Beware of Darkness

At my grandmother’s funeral, my father’s eulogy spoke about her love and kindness, and how she showed it by heaping upon him ladles after ladles of food. Now that my father himself is slipping away, I realise that it’s the same with him, only his ladles are books and stories. Each of his published works are dedicated to those he loves; he wrote them with us in mind.

Beware of darkness, that’s not what you are here for

George Harrison

For many years, I tried to distance myself from my father, artistically. We have the same name, and both published under it. My attempts at disambiguation failed and only resulted in diverting my readership towards Dad’s books.

Now that I’m on the brink of losing him, I feel how foolish this was. There is no true separation, artistically or otherwise.

It is one of my life’s great joys that I travelled awhile with him on our respective writing journeys. We share the same teacher, mentor, and circle of writing friends. We attend the same residential, and we collaborate on a fantastic novel, the writing of which is the most fun I’ve never had.

Dad was published first, so he always walks ahead on our journey. He encourages me and my books as if they were his own. He says, ‘keep going,’ whenever I show him something that isn’t quite right. I know when he stops encouraging me like this that he has accepted my writing, trusting it to be as good as his own.

So, I have no right to expect any separation, there is only continuity. My mind is a progression of my father’s, my soul an extension of his.
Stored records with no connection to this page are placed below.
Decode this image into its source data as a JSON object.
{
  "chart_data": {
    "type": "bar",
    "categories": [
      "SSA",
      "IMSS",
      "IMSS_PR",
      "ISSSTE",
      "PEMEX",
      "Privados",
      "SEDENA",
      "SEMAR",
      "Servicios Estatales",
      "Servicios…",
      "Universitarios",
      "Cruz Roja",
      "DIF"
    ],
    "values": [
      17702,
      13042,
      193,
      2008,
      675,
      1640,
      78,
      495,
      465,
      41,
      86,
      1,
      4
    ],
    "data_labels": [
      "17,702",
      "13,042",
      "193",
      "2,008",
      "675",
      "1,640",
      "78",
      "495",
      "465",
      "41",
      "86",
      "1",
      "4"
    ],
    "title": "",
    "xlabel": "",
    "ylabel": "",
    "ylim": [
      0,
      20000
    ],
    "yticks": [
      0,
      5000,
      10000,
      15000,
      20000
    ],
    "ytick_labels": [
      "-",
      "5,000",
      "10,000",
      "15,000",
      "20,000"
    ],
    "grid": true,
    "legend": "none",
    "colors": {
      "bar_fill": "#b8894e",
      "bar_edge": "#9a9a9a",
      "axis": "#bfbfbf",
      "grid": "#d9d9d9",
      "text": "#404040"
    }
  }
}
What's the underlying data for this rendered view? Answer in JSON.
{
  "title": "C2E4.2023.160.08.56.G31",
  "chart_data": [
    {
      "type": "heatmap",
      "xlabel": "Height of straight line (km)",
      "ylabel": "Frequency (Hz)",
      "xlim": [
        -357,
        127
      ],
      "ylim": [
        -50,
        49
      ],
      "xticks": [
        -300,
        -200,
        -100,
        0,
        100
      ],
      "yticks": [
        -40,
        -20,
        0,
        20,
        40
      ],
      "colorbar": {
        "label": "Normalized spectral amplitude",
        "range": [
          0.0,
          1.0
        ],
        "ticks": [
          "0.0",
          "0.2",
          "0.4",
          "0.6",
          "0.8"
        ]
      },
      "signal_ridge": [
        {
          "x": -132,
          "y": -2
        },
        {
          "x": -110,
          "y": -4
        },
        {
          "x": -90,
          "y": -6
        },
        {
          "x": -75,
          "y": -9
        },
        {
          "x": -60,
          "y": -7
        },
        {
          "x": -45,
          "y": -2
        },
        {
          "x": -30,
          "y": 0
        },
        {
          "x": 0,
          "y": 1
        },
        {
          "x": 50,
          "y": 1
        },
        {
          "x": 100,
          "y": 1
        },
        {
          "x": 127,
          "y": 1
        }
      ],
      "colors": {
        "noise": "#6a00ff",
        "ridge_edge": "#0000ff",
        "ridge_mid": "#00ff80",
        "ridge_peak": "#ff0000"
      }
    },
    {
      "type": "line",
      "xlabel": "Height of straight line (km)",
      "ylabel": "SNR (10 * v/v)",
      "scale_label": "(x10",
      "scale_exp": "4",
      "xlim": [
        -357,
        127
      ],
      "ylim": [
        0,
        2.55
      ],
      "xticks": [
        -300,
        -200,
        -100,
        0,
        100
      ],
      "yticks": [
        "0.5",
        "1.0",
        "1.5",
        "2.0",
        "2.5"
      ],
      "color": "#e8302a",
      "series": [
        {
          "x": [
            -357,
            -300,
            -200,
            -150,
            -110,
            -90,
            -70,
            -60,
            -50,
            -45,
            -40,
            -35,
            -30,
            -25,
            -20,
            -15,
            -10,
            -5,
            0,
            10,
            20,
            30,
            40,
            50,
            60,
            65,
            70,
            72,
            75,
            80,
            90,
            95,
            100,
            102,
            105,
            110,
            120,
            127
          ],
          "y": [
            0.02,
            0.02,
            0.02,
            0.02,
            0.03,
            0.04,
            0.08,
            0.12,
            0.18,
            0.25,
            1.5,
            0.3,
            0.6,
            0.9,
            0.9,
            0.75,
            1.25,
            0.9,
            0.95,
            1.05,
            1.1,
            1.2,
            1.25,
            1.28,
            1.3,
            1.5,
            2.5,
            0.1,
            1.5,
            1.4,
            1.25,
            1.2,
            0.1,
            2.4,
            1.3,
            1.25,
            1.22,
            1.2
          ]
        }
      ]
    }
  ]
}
He is preparing to journey further ahead, and I am in no hurry to catch up, nor am I rushing to extricate my identity from his. Dad exists in my writing, and I am closer to him now, than ever.

There is no time for sadness, or regret that we won’t have him with us for longer. There is too much inspiration to take from him, and to put into my writing.

One of Dad’s heroes is George Harrison, who sang it best, ‘beware of darkness, that’s not what you are here for.’

The three best works of D J Harrison

1) Due Diligence – dedicated to his wife
His best-selling debut crime thriller that introduced the irrepressible northern heroin, Jenny Parker. There is sex, violence, intrigue and childcare, but it’s in between those scenes where things really get interesting.

2) Secret of the Scroll – dedicated to his grandchildren
The first in his fantasy trilogy, this had the working title Tyrant, (or the Liar, the Witch and the Wormhole). This is the one that introduces us to the wonderfully reluctant hero, Tyrant, and which coined the new collective noun, a torrent of demons.

3) Anomaly – dedicated to his sons
Perhaps his best work, this sci-fi is reminiscent of Banks and Corey. Pure class, this is Chandler in space, a cosmic Vonnegut. Just like him.